Seit 2010 gibt es für den Versandhandel zwar eine Verordnung für die Zusammenarbeit der Finanzbehörden zur Betrugsbekämpfung, allerdings kommen die ausländischen Finanzbehörden den automatischen und spontanen Informationsverpflichtungen praktisch nicht nach. Die Finanz ist daher auf den „good will“ der ausländischen Steuerbehörden angewiesen. Zu gering ist das Interesse an Kooperation, und häufig bestehen subtile Vorurteile gegenüber ausländischen Finanzbehörden. Auch der Rechnungshof kam 2009 zu dem Ergebnis, dass die ordnungsgemäße Besteuerung des Versandhandels in der Praxis kaum möglich ist. Passiert ist seither freilich wenig, effektive Maßnahmen werden nicht einmal diskutiert.
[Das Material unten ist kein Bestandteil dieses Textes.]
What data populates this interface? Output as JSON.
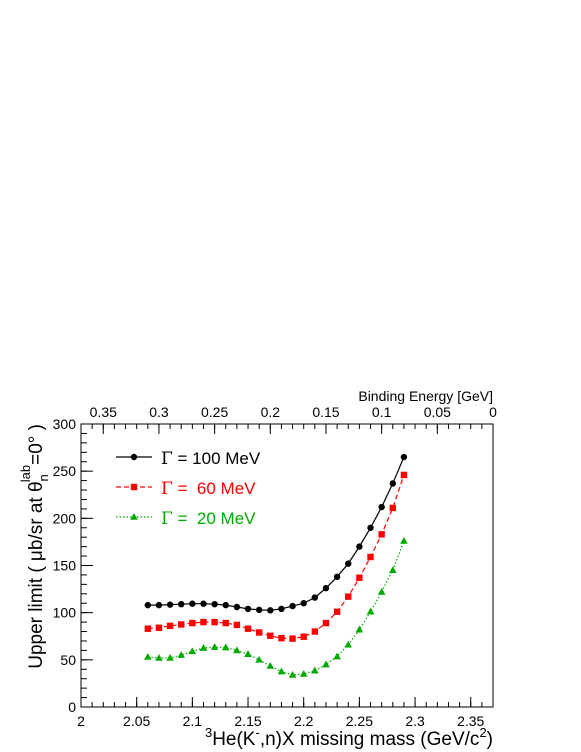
{
  "chart_data": {
    "type": "line",
    "xlabel_parts": {
      "pre": "3",
      "he": "He(K",
      "minus": "-",
      "mid": ",n)X missing mass (GeV/c",
      "sq": "2",
      "post": ")"
    },
    "ylabel_parts": {
      "pre": "Upper limit ( μb/sr at θ",
      "sub": "n",
      "sup": "lab",
      "post": "=0° )"
    },
    "top_axis_label": "Binding Energy [GeV]",
    "xlim": [
      2.0,
      2.37
    ],
    "ylim": [
      0,
      300
    ],
    "x_ticks": [
      2,
      2.05,
      2.1,
      2.15,
      2.2,
      2.25,
      2.3,
      2.35
    ],
    "x_tick_labels": [
      "2",
      "2.05",
      "2.1",
      "2.15",
      "2.2",
      "2.25",
      "2.3",
      "2.35"
    ],
    "y_ticks": [
      0,
      50,
      100,
      150,
      200,
      250,
      300
    ],
    "y_tick_labels": [
      "0",
      "50",
      "100",
      "150",
      "200",
      "250",
      "300"
    ],
    "top_ticks": [
      0.35,
      0.3,
      0.25,
      0.2,
      0.15,
      0.1,
      0.05,
      0
    ],
    "top_tick_labels": [
      "0.35",
      "0.3",
      "0.25",
      "0.2",
      "0.15",
      "0.1",
      "0.05",
      "0"
    ],
    "top_axis_zero_at_mass": 2.37,
    "x": [
      2.06,
      2.07,
      2.08,
      2.09,
      2.1,
      2.11,
      2.12,
      2.13,
      2.14,
      2.15,
      2.16,
      2.17,
      2.18,
      2.19,
      2.2,
      2.21,
      2.22,
      2.23,
      2.24,
      2.25,
      2.26,
      2.27,
      2.28,
      2.29
    ],
    "series": [
      {
        "name_sym": "Γ",
        "name_text": " = 100 MeV",
        "color": "#000000",
        "marker": "circle",
        "dash": "none",
        "values": [
          108,
          108,
          108.5,
          109,
          109.5,
          109.5,
          109,
          108,
          106,
          104,
          103,
          102.5,
          104,
          107,
          110,
          116,
          126,
          138,
          152,
          170,
          190,
          212,
          237,
          265
        ]
      },
      {
        "name_sym": "Γ",
        "name_text": " =  60 MeV",
        "color": "#ff0000",
        "marker": "square",
        "dash": "5,3",
        "values": [
          83,
          84,
          86,
          87.5,
          89,
          90,
          90,
          89,
          87,
          83,
          79,
          75.5,
          73,
          72.5,
          74.5,
          80,
          89,
          101,
          117,
          137,
          159,
          183,
          211,
          246
        ]
      },
      {
        "name_sym": "Γ",
        "name_text": " =  20 MeV",
        "color": "#00aa00",
        "marker": "triangle",
        "dash": "1.5,2",
        "values": [
          53,
          52,
          52,
          55,
          59,
          62.5,
          63.5,
          63,
          60,
          56,
          50,
          43.5,
          37.5,
          34,
          35,
          38.5,
          45,
          53.5,
          66,
          82,
          101,
          122,
          145,
          176
        ]
      }
    ]
  }
}
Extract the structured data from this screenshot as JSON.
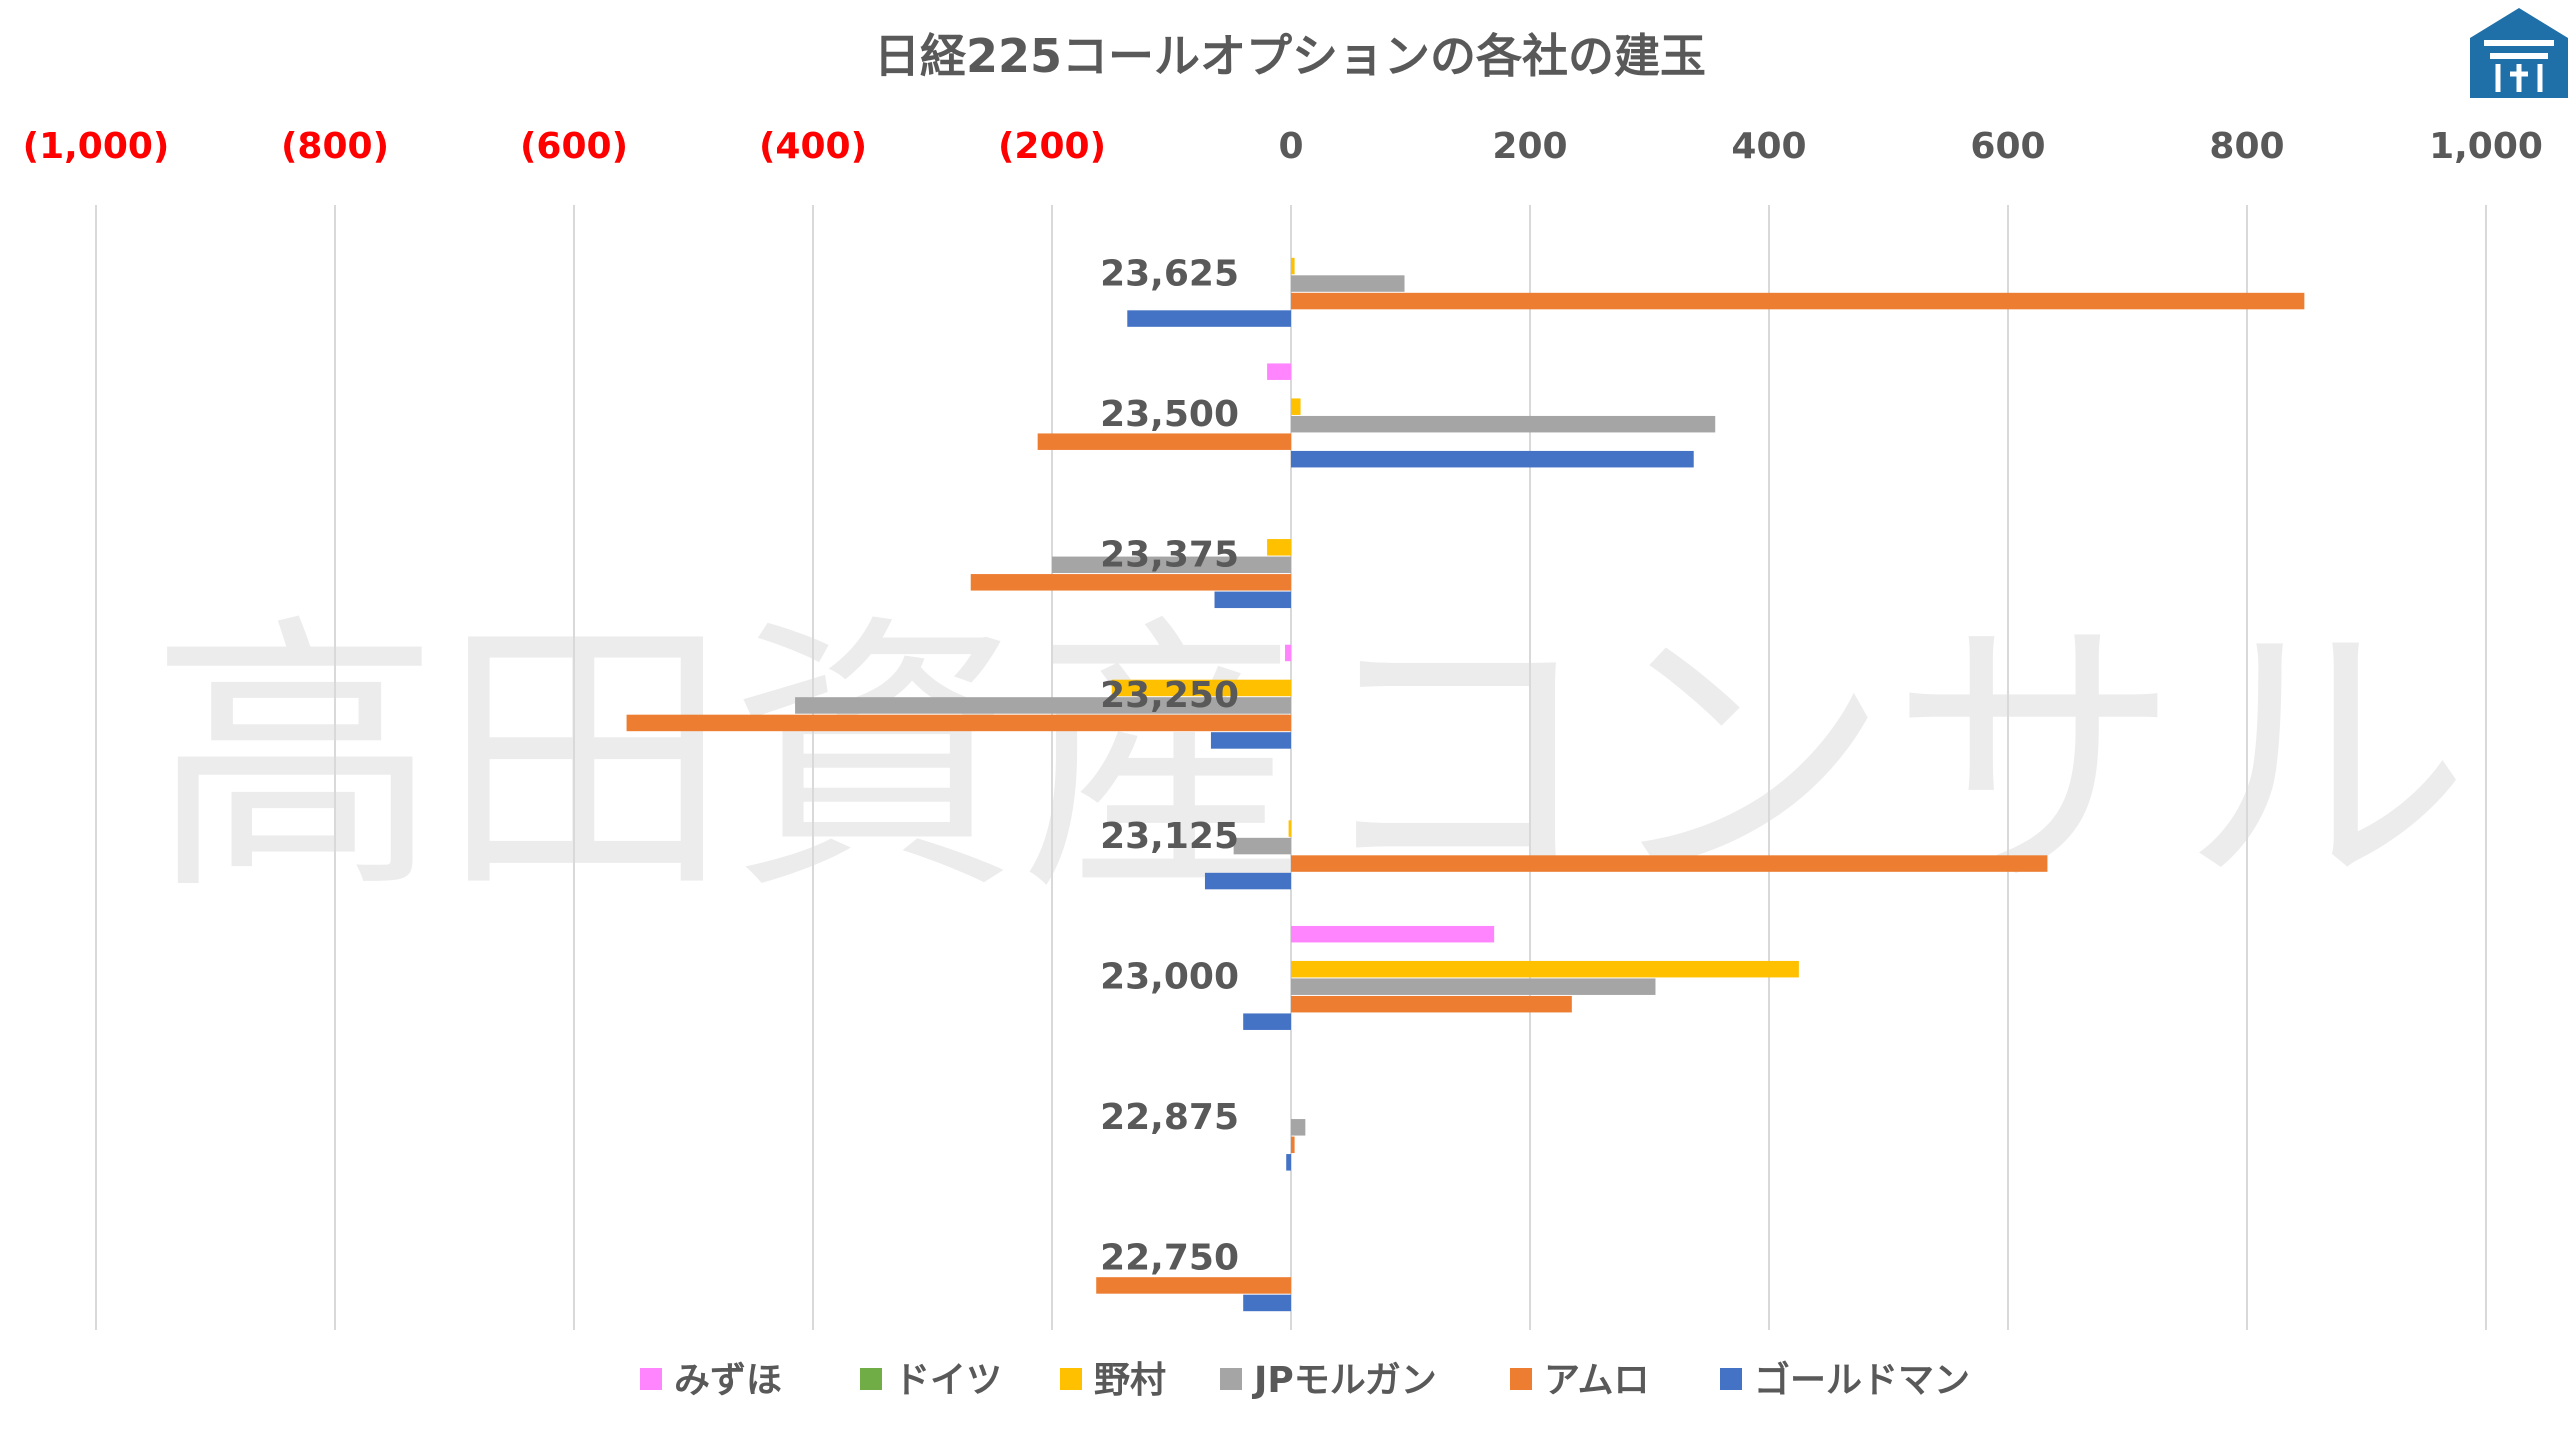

Fazit: Aus für Steuervermeidung jetzt!
Die Erfahrungen zeigen, dass in der Steuerbetrugsbekämpfung ohne entsprechenden Druck von außen wenig passiert. Die Bundesregierung war im Rat der Europäischen Union zumeist auf der Seite der Blockierer. Wir erinnern uns an die unrühmliche Rolle der Finanzministerin Fekter und den automatischen Informationsaustausch im Rahmen der Zinsenrichtlinie.
Es ist daher höchste Zeit für einen Rollenwechsel. Wortreiche Ankündigungen und Briefe unbekannten Inhalts des Finanzministers reichen nicht. Die Regierung muss mit konstruktiven Vorschlägen auf allen Ebenen glaubwürdig aufzeigen und treibende Kraft zur Steuerbetrugsbekämpfung werden.